Some polymers are reversibly crosslinked by noncovalent bonds that can break and reform depending on external conditions. This release is controlled by either chemical or physiological trigger. Linear and matrix smart polymers exist with variety of properties depending on reactive functional groups and side chains. Currently, the prevalent use for smart polymers in biomedicine is for specifically targeted drug delivery. Nanotechnology has been fundamental in the development of certain nanoparticle polymers such as dendrimers and fullerenes, that have been applied for drug delivery.

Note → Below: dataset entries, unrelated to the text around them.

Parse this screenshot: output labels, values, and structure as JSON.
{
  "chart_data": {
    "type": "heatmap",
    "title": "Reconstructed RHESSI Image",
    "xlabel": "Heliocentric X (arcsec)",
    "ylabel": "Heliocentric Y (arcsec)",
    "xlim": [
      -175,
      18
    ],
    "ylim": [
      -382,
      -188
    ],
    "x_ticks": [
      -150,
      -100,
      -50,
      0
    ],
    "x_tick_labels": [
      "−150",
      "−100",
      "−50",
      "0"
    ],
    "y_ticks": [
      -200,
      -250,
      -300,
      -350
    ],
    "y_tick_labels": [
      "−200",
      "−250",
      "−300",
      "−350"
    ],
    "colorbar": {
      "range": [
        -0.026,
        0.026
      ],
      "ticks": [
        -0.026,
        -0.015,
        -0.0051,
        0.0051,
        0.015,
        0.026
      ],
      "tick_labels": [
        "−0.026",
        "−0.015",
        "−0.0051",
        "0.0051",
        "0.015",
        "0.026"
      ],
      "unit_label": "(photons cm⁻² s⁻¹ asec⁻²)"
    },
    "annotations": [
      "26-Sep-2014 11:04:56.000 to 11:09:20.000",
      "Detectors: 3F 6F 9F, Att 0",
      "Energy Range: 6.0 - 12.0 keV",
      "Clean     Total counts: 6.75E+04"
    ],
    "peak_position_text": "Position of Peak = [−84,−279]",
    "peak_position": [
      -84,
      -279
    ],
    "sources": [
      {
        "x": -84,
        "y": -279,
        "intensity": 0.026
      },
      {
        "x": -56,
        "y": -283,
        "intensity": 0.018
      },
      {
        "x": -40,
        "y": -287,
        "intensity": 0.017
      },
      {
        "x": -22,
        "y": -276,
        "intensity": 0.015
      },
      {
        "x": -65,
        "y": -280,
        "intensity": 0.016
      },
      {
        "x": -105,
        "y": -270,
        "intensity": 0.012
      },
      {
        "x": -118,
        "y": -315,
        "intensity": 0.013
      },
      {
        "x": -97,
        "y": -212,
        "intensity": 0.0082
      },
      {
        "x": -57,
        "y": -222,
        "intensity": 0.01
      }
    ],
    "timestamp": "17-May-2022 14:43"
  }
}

Since the advent of timedrelease pharmaceuticals, scientists have been faced with the problem of finding ways to deliver drugs to particular site in the body without having them first degrade in the highly acidic stomach environment. Nanotechnology has been fundamental in the development of certain nanoparticle polymers such as dendrimers and fullerenes, that have been applied for drug delivery. These groups might be responsive to pH, temperature, ionic strength, electric or magnetic fields, and light. Researchers have devised ways to use smart polymers to control the release of drugs until the delivery system has reached the desired target.

Currently, the prevalent use for smart polymers in biomedicine is for specifically targeted drug delivery. Prevention of adverse effects to healthy bone and tissue is also an important consideration. Traditional drug encapsulation has been done using lactic acid polymers. This release is controlled by either chemical or physiological trigger. Linear and matrix smart polymers exist with variety of properties depending on reactive functional groups and side chains. Some polymers are reversibly crosslinked by noncovalent bonds that can break and reform depending on external conditions.